L’oligarque Igor Kolomoïsky, financier de Zelensky et du Secteur Droit 

Le Donbass émerge comme un territoire autonome dans la rébellion victorieuse contre Kiev, il émerge contre l’Etat, obligatoirement comme une forme anarchiste de prise de pouvoir. Le modèle se rapproche de celui de la Catalogne libre, vanté par George Orwell, ce moment magique où le peuple se révolte et renverse les institutions pour imposer les siennes[8]. Prilepine montre comment le peuple, qu’il soit de gauche ou de droite, monarchiste, ou autre se constitue en entité, il chasse ses représentants et s’en choisit d’autres. Les insurgés tiennent face à l’armée ukrainienne, parce qu’ils ont l’appui de la population, ils sont comme un poisson dans l’eau. Cet ouvrage nous aide donc à comprendre l’origine de cette guerre. Avant de concerner les Russes proprement dits, c’est une sécession du peuple du Donbass. Bien sûr les Russes ensuite aideront, probablement parce qu’ils sont conscients aussi de leur intérêt sécuritaire qui va au-delà de celui du peuple du Donbass et qu’ils considèrent les habitants du Donbass comme des Russes. Les hommes qui vont faire la guerre ne sont pas des conscrits, ni des militaires de profession, dans le Donbass on n’oblige personne à s’enrôler, mais on s’enrôle par conviction. Ce n’est pas le cas de l’autre côté. A part les néo-nazis, les Ukrainiens se sont engagés plutôt mollement, beaucoup ont déserté, se sont expatriés – ce qui explique que plus du quart des Ukrainiens vivent en dehors de leur pays. Ce n’est pas une armée du peuple que veut commander Zelensky, il paye très chers les services de ses soldats. L’armée du peuple c’est celle du Donbass, même si aujourd’hui elle est aidée par la puissance russe. Une des raisons de l’invasion russe en février 2022, est que les forces ukrainiennes se massaient à la frontière du Donbass, afin d’en finir au mois de mars 2022 avec ses habitants si méprisés par le pouvoir de Kiev. C’est donc bien une guerre préventive et légitime dont il s’agit. Dès cette période, de nombreux Ukrainiens de l’Ouest sont d’accord pour abandonner le Donbass à la Russie. C’est ce que semblait aussi vouloir faire Zelensky lorsque les premières négociations ont eu lieu en mars dernier. Mais il est revenu sur cette idée, semble-t-il sous la pression des Américains et de l’OTAN. 

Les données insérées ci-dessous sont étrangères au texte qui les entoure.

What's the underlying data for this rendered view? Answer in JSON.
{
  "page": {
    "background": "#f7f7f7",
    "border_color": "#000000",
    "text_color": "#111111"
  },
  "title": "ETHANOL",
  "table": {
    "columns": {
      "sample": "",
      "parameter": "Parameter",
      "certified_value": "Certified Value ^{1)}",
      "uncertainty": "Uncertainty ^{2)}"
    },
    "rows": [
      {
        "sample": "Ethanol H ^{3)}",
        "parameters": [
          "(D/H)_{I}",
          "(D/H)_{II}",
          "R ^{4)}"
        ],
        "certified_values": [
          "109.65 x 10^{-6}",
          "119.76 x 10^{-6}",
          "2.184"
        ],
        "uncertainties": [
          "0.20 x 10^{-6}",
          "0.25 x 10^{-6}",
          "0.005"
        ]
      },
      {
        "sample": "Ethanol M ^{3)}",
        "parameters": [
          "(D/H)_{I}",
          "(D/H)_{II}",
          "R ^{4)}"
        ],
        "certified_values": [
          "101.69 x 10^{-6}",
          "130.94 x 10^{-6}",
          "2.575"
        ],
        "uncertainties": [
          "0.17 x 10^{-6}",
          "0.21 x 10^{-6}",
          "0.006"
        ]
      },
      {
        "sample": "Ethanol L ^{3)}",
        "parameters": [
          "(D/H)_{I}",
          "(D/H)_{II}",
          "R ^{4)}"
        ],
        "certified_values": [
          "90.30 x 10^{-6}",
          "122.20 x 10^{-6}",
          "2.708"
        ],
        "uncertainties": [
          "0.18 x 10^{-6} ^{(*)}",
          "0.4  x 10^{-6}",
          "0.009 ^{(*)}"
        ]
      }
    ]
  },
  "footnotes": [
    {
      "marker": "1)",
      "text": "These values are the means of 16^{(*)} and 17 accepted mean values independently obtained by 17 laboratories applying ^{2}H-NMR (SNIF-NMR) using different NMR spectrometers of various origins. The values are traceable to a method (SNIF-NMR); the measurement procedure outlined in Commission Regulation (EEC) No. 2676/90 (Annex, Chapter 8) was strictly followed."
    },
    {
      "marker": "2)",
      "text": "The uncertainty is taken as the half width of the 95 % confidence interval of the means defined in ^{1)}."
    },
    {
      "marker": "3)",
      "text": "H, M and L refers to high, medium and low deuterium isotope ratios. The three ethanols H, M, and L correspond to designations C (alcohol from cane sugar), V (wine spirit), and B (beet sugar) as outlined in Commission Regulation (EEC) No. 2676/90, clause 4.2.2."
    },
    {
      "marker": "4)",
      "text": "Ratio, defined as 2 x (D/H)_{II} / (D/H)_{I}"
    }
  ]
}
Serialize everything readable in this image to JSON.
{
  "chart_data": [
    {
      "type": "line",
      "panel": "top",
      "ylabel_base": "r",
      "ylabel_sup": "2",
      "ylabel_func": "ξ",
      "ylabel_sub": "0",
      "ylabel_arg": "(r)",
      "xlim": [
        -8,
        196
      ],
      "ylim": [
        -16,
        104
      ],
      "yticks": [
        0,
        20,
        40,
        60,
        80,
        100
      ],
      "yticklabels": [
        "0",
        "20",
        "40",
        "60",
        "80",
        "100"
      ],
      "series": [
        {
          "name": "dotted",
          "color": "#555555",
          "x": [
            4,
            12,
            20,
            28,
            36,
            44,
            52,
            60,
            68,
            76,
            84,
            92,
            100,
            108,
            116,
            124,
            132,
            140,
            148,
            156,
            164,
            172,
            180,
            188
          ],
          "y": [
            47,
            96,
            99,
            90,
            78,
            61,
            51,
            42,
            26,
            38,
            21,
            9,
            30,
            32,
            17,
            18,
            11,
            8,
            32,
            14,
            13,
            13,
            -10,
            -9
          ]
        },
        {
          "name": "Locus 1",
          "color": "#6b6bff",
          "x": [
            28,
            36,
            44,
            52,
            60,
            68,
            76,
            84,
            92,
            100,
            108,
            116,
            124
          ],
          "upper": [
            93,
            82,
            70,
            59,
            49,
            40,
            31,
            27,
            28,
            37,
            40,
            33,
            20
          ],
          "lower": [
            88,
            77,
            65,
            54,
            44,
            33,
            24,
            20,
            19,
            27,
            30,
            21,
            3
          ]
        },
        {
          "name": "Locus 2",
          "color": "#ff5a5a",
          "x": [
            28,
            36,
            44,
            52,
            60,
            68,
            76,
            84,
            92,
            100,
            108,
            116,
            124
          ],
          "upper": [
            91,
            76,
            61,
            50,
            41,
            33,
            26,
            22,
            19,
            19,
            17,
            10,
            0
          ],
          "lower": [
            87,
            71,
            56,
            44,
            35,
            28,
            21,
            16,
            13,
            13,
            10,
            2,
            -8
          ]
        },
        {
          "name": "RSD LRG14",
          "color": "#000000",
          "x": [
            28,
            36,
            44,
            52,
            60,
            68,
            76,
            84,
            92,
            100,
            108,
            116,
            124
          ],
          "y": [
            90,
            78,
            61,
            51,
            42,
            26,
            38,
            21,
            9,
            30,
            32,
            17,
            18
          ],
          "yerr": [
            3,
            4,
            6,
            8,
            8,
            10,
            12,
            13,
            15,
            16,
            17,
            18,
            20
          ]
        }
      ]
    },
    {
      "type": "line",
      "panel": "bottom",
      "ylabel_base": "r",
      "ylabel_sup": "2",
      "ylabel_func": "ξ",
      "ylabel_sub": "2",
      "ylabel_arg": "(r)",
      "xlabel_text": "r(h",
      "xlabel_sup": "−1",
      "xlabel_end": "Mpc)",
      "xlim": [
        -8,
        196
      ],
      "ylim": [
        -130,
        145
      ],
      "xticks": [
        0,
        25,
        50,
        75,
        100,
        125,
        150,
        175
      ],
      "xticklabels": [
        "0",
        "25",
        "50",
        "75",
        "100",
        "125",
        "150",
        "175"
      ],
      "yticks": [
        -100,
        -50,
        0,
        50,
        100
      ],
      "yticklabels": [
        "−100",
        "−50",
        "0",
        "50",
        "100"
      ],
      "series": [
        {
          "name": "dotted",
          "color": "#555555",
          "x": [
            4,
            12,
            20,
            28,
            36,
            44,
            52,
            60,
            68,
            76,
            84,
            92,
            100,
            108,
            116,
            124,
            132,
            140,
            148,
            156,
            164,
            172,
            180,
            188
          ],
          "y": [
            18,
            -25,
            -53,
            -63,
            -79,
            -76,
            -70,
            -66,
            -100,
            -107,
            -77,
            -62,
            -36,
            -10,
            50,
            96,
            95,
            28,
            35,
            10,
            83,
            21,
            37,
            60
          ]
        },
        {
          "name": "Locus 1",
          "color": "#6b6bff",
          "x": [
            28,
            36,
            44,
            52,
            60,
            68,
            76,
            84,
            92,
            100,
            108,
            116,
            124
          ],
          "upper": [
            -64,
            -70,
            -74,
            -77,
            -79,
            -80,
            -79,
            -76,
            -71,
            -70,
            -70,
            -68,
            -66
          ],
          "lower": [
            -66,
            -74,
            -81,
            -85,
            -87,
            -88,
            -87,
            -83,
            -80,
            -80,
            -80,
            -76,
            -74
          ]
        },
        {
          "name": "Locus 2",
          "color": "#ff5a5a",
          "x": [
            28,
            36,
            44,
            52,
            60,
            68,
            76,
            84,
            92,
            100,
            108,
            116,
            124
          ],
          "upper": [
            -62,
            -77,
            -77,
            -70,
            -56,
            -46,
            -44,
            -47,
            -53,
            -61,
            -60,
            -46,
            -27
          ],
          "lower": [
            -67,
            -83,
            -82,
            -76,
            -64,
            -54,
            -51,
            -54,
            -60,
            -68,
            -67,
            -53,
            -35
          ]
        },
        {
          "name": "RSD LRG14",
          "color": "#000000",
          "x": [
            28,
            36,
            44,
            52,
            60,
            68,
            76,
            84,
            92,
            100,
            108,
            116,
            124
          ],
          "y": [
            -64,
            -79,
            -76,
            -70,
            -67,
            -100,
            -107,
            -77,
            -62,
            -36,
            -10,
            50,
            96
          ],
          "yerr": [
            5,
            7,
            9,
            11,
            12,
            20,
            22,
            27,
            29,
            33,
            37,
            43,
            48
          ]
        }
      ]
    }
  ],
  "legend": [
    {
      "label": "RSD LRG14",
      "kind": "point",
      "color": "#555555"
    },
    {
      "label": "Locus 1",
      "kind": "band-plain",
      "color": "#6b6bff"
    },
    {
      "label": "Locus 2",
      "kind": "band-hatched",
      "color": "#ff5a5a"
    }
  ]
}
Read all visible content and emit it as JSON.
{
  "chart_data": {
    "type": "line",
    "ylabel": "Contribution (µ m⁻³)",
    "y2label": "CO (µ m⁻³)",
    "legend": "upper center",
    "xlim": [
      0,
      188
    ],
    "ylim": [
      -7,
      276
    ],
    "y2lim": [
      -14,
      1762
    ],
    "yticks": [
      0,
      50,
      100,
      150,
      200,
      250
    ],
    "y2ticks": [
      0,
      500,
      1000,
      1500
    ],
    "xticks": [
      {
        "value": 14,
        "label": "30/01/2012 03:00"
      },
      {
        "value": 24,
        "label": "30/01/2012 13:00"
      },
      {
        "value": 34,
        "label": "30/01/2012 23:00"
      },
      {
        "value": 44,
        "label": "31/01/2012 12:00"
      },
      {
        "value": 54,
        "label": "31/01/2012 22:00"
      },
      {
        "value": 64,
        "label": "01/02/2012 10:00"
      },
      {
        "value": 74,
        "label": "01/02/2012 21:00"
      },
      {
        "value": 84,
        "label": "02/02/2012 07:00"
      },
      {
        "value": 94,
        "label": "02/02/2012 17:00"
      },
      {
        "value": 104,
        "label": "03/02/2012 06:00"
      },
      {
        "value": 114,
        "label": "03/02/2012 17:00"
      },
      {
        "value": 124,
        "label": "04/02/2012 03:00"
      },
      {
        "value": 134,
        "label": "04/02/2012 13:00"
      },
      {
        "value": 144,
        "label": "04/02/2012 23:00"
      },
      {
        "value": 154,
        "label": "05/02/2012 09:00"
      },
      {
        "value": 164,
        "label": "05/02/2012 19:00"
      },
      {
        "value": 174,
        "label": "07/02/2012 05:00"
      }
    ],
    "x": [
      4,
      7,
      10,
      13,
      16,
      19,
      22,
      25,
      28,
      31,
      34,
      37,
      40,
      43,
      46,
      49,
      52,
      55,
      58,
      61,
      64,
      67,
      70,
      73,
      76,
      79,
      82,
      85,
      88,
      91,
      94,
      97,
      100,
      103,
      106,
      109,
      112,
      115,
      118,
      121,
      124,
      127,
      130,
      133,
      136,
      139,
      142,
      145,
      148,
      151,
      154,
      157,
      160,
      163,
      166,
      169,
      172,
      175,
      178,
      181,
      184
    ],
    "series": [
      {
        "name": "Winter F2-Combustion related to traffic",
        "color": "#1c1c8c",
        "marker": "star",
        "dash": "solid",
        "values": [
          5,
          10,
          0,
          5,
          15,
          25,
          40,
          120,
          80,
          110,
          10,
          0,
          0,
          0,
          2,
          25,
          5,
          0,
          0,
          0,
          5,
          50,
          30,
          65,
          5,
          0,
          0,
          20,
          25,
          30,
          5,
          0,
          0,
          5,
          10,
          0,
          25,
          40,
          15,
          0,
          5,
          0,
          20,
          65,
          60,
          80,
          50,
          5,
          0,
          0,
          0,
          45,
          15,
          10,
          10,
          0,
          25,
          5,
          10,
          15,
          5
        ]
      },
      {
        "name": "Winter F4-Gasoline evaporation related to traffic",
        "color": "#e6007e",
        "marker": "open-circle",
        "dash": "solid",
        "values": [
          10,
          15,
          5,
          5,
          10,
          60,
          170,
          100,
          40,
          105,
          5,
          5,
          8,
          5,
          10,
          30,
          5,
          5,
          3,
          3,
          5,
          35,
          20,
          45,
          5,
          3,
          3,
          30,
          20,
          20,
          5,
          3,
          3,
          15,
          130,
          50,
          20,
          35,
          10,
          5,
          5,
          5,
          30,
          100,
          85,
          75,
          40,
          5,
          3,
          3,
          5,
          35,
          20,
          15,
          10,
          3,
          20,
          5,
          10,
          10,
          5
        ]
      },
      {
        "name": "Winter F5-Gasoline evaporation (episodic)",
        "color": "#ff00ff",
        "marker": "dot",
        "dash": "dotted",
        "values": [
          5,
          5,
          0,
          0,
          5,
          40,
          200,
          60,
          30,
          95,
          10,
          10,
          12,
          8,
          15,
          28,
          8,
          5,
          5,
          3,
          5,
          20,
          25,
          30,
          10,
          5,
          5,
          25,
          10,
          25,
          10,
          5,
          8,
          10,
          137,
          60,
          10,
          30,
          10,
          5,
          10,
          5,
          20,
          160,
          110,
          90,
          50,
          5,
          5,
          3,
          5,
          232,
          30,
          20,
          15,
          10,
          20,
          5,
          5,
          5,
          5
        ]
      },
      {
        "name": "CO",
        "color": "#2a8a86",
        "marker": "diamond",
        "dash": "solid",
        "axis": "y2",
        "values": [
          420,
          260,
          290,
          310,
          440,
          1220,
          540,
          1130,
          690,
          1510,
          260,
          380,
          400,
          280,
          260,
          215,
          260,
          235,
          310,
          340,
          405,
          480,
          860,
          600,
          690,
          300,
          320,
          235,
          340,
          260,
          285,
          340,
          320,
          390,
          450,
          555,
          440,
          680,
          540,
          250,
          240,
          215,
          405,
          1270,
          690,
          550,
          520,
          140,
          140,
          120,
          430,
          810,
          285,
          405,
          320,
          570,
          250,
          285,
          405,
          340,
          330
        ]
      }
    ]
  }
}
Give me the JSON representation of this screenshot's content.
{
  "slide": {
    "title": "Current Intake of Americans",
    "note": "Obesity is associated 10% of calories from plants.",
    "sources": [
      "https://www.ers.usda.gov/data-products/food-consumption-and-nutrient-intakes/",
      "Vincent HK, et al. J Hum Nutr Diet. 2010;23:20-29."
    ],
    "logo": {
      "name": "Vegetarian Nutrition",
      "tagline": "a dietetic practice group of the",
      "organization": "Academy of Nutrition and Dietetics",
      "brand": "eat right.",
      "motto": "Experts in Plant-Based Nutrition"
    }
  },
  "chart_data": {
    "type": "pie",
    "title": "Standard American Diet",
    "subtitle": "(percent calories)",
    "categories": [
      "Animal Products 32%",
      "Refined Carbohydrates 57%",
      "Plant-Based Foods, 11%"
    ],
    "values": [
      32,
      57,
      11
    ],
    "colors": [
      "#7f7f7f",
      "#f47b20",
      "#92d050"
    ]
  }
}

Arseni Pavlov, dit Motorola se marie en juillet 2014, il sera assassiné dans un attentat à la bombe

Selon moi, Prilepine analyse correctement l’enjeu de la bataille en opposant l’Ouest de l’Ukraine corrompu et accroché à la consommation des marchandises et l’Est qui aspire à des valeurs moins égoïstes et plus égalitaristes. C’est un enjeu civilisationnel. Dès lors que les habitants du Donbass retrouvent le chemin de l’autonomie par rapport à Kiev, ils vont retrouver aussi les raisons d’une meilleure solidarité et du partage. Au fond les tendances socialistes ne peuvent se manifester que dans la souveraineté d’une nation, le cosmopolitisme leurs sont contraires. C’est ce qui s’est vu plusieurs fois dans l’histoire en France, dans la grande révolution de 1789 par exemple qui débouchera sur la forme moderne de la nation, ou encore au moment de la Libération de la France avec le CNR, Conseil National de la Résistance. La mondialisation en imposant les formes individualistes de la vie sociale empêche l’émergence de l’idée de partage et d’égalité. Parmi les autres enseignements de l’ouvrage de Prilepine, c’est l’internationalisation du conflit, des deux côtés. Il n’est pas besoin d’insister sur l’apport des « conseillers » et instructeurs américains auprès du gouvernement de Kiev. Il rappelle que Victoria Nuland disposait de 50 milliards de dollars pour déstabiliser l’Ukraine, cela veut dire, acheter des consciences, mais aussi engager des mercenaires venant de tous les pays. Du côté du Donbass, il y avait de nombreux Russes engagés auprès de la RPD, mais comme le signale Prilepine, ils venaient souvent en voisins, en tant que membre des familles plus ou moins proches, par solidarité. Mais ils sont arrivés aussi d’autres pays plus ou moins proches de l’Ukraine. Aujourd’hui, on le sait, les faux engagés volontaires auprès de l’armée ukrainienne sont souvent des militaires de carrière démobilisés par souci tactique pour faire croire que l’OTAN n’intervient pas. L’avantage des populations russophones de l’Est est évidemment la détermination, cette détermination qui manque cruellement aux troupes ukrainiennes qui ne se sentent pas forcément concernées par cette guerre ruineuse. 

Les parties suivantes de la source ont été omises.